Editorial page

Wednesday, August 21, 2002
Building starts to match the need

The light is starting to break on what was a bleak housing market this time last year.

Rental vacancies were few and far between and the number of homes available for sale dropped. As a result, home prices are up, and some prospective home buyers were pushed out of the market. One can only wonder where the people who wanted to rent have gone...in someone's travel trailer, in a tent or back south.

Now, thanks to city council and developers, the housing crunch should soon start to ease.

It's especially promising on the rental side. Last November, only one developer was building apartments. Now, at least 300 more apartments are in various stages of construction.

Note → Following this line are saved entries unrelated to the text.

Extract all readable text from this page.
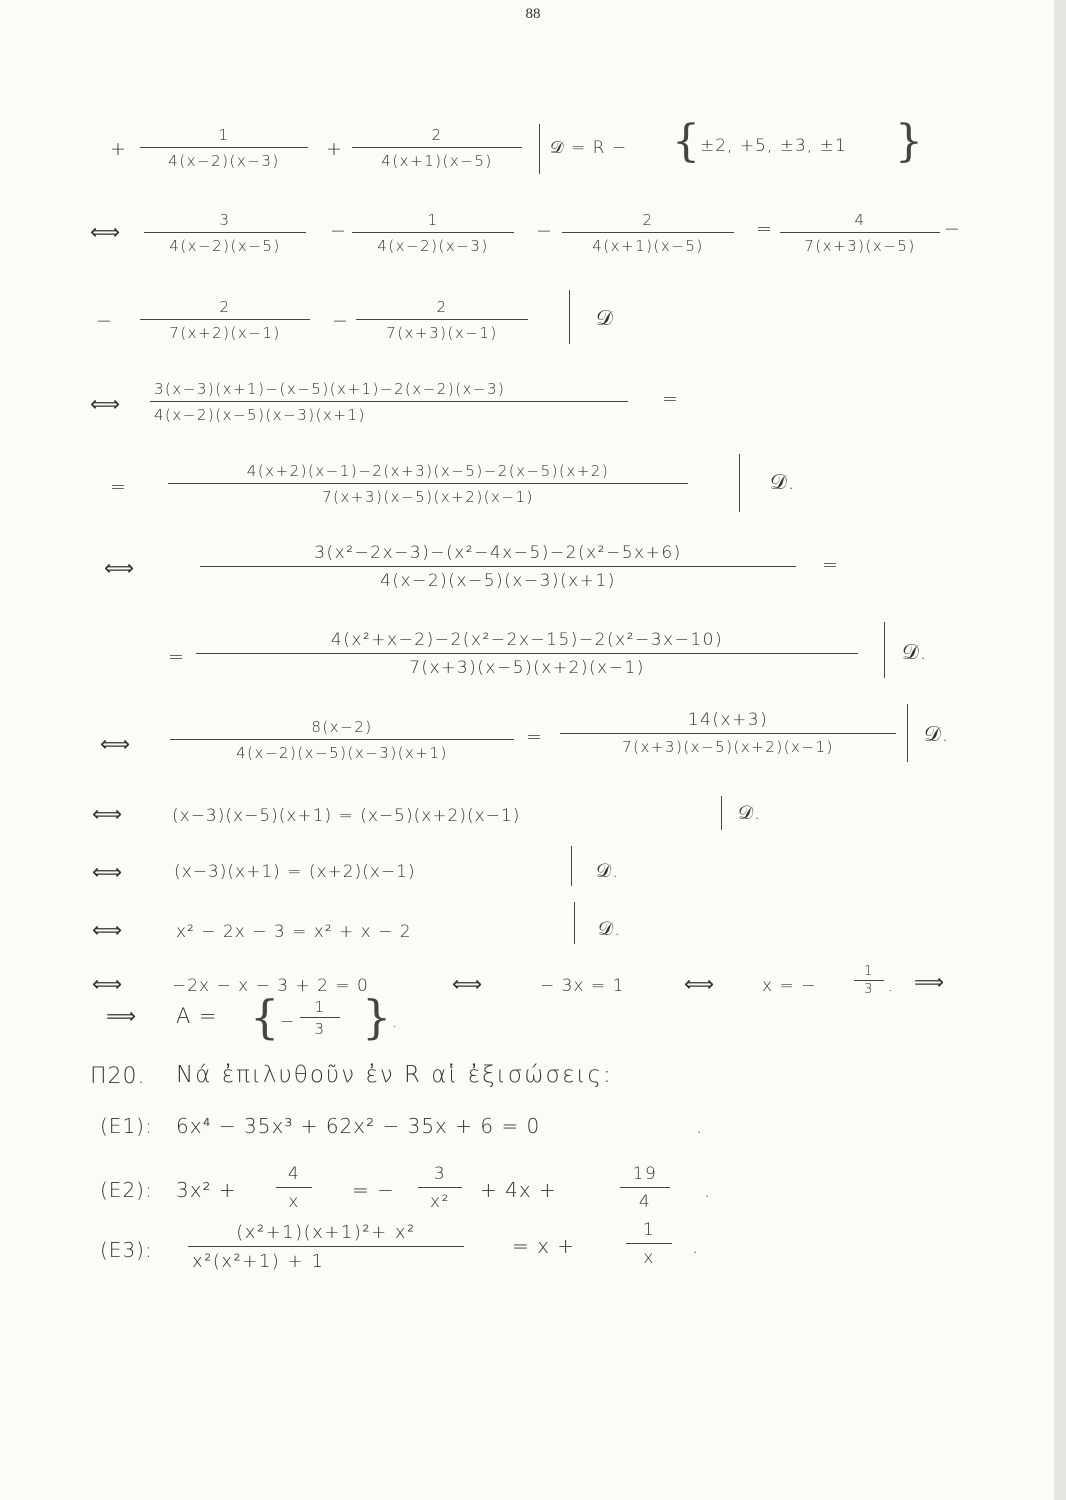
88
+ $\frac{1}{4(x-2)(x-3)} + \frac{2}{4(x+1)(x-5)}$ 𝒟 = R − { ±2, +5, ±3, ±1 }
⟺ $\frac{3}{4(x-2)(x-5)} - \frac{1}{4(x-2)(x-3)} - \frac{2}{4(x+1)(x-5)} = \frac{4}{7(x+3)(x-5)}$ −
− $\frac{2}{7(x+2)(x-1)} - \frac{2}{7(x+3)(x-1)}$	𝒟
⟺ $\frac{3(x-3)(x+1)-(x-5)(x+1)-2(x-2)(x-3)}{4(x-2)(x-5)(x-3)(x+1)}$ =
=	$\frac{4(x+2)(x-1)-2(x+3)(x-5)-2(x-5)(x+2)}{7(x+3)(x-5)(x+2)(x-1)}$	𝒟.
⟺	$\frac{\text{3(x²−2x−3)−(x²−4x−5)−2(x²−5x+6)}}{4(x-2)(x-5)(x-3)(x+1)}$ =
= $\frac{\text{4(x²+x−2)−2(x²−2x−15)−2(x²−3x−10)}}{7(x+3)(x-5)(x+2)(x-1)}$ 𝒟.
⟺	$\frac{8(x-2)}{4(x-2)(x-5)(x-3)(x+1)} = \frac{14(x+3)}{7(x+3)(x-5)(x+2)(x-1)}$ 𝒟.
⟺	(x−3)(x−5)(x+1) = (x−5)(x+2)(x−1)	𝒟.
⟺	(x−3)(x+1) = (x+2)(x−1)	𝒟.
⟺	x² − 2x − 3 = x² + x − 2	𝒟.
⟺	−2x − x − 3 + 2 = 0	⟺	− 3x = 1	⟺	x = −	$\frac{1}{3}$ . ⟹
⟹ A = { − $\frac{1}{3}$ } .
Π20. Νά ἐπιλυθοῦν ἐν R αἱ ἐξισώσεις:
(E1): 6x⁴ − 35x³ + 62x² − 35x + 6 = 0	.
(E2): $3x^2 + \frac{4}{x}$ = − $\frac{3}{\text{x²}} + 4x$ +	$\frac{19}{4}$ .
(E3): $\frac{\text{(x²+1)(x+1)²+ x²}}{\text{x²(x²+1) + 1}} = x$ +	$\frac{1}{x}$ .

More rental units will open up thanks to the NWT Housing Corp.'s recent Downpayment Assistance Program. About 190 families in the city will receive grants to buy their own homes.

They will be able to move up the housing chain, out of rentals into manufactured homes, like the 73 going in off Range Lake Road, or rowhouses and townhouses that will be built in upcoming phases of the Niven Lake subdivision.

Even though some may bristle at Mayor Van Tighem's insistence the city will hold off opening up new lots until Niven Lake takes off, providing room for higher-end homes will entice people to trade up.

The ripple will affect every area of the housing market.

It's especially critical that this happen now because if the housing crunch doesn't ease up the economic boom could very well pass Yellowknife by.

Already workers are living in temporary housing and going south again.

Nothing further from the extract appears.